A new 60s-inspired book captures the rarest colours in the world

A new 60s-inspired book captures the rarest colours in the world

The Harvard Art Museums hold over 2500 of the world’s rarest pigments, from bits of Egyptian blue glass dating to 1,000 BCE to newly released fluorescent hues. Public access to the colour library has been restricted – until now, where, in An Atlas of Rare & Familiar Colour, the collection is excavated by Atelier Éditions in startling detail and vividity, through gradated colour-coded chapters.

Inside the gloriously retro, 60s-inspired rainbow hardback, we find an encyclopedic photobook of poised still lifes, where each phial, herb and pigment-filled container becomes a character, narrating the fascinating history of colour.

Former Fogg Art Museum director Edward Forbes started the collection at the turn of the 20th century, in the interest of preserving the early Italian paintings he had just begun to collect. Through the years, word of mouth helped the collection to grow into a vast apothecary of bottles and beakers as other art lovers and experts donated their own pigments. Continually growing, the collection helps experts worldwide to research and authenticate paintings.
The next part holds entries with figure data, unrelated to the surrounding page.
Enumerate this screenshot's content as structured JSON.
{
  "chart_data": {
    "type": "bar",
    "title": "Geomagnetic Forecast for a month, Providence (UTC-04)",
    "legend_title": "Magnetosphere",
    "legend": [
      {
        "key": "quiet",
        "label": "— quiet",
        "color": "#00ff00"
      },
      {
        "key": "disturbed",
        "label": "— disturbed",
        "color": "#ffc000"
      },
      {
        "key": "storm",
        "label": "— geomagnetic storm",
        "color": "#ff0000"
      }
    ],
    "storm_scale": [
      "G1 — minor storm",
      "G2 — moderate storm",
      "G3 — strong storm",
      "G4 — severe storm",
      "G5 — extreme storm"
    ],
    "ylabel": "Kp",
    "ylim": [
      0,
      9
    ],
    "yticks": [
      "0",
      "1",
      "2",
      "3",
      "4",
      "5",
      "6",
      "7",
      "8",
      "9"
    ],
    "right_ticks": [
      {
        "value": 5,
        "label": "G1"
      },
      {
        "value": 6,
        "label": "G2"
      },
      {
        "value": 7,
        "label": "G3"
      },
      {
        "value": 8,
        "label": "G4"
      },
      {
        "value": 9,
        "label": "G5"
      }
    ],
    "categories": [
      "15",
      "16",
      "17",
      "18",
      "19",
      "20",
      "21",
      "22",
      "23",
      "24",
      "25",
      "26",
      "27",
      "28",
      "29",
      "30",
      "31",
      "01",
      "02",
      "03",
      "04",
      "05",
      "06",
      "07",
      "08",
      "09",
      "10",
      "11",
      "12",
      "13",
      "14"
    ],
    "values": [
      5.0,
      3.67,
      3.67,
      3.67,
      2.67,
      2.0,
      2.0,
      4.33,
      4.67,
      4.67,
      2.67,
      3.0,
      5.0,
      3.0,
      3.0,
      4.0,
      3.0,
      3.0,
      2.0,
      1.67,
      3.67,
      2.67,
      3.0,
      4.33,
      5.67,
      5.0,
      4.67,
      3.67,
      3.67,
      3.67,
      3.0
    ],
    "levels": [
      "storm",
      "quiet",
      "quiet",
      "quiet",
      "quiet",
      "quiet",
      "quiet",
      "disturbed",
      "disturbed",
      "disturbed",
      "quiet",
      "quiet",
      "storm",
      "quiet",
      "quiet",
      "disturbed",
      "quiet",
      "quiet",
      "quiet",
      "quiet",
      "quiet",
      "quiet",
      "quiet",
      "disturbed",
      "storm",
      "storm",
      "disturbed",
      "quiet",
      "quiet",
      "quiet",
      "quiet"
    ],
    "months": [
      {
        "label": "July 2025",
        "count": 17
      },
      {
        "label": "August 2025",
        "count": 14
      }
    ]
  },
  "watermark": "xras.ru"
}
Madder Lake Straus.1600 Fezandie & Sperrle Inc, USA, 1936. © Pascale Georgiev for Atelier Éditions

In Cambridge, Forbes’ legacy thrives in the museums’ Straus Center for Conservation and Technical Studies, where experts preserve masterworks for future generations and decipher the chemical makeup of paint and pottery glaze. As well as looking to the future, the pigments are a tinted window to the past, shedding light on the working methods and preferred materials of renowned artists. Studying them reveals the effort it took, in the days before synthetic pigments, to get colours just right.
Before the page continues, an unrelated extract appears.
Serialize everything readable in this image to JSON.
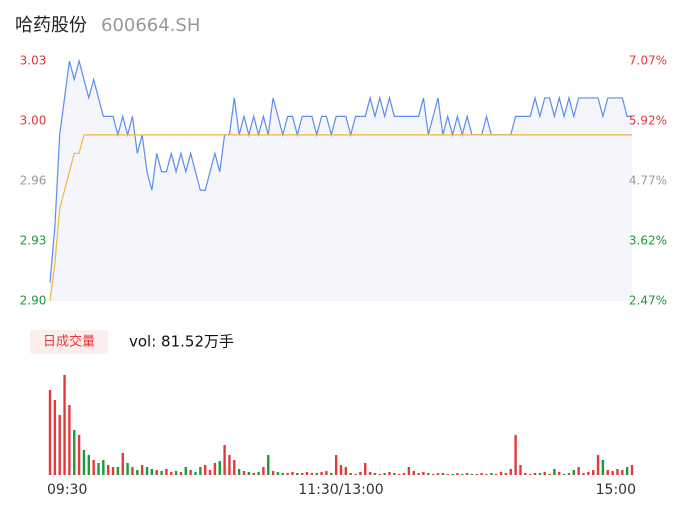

We learn that green hues were entirely absent from cave paintings, and that popular sage-green wallpaper in the 19th century hastened many to their deaths, thanks to its reliance on arsenic-derived dyes. We come paper-close to Ultramarine, a vivid blue made from lapis lazuli mined in Afghanistan, which was once more precious than gold.

As well as providing a reference guide to art conservators, this is a document for sore eyes, a graphic glossary of the colours that inject vibrancy into our art and world. A Rothko quote sums it up, swimming in a scarlet page, ‘There is only one thing I fear in my life, my friend; One day the black will swallow the red.’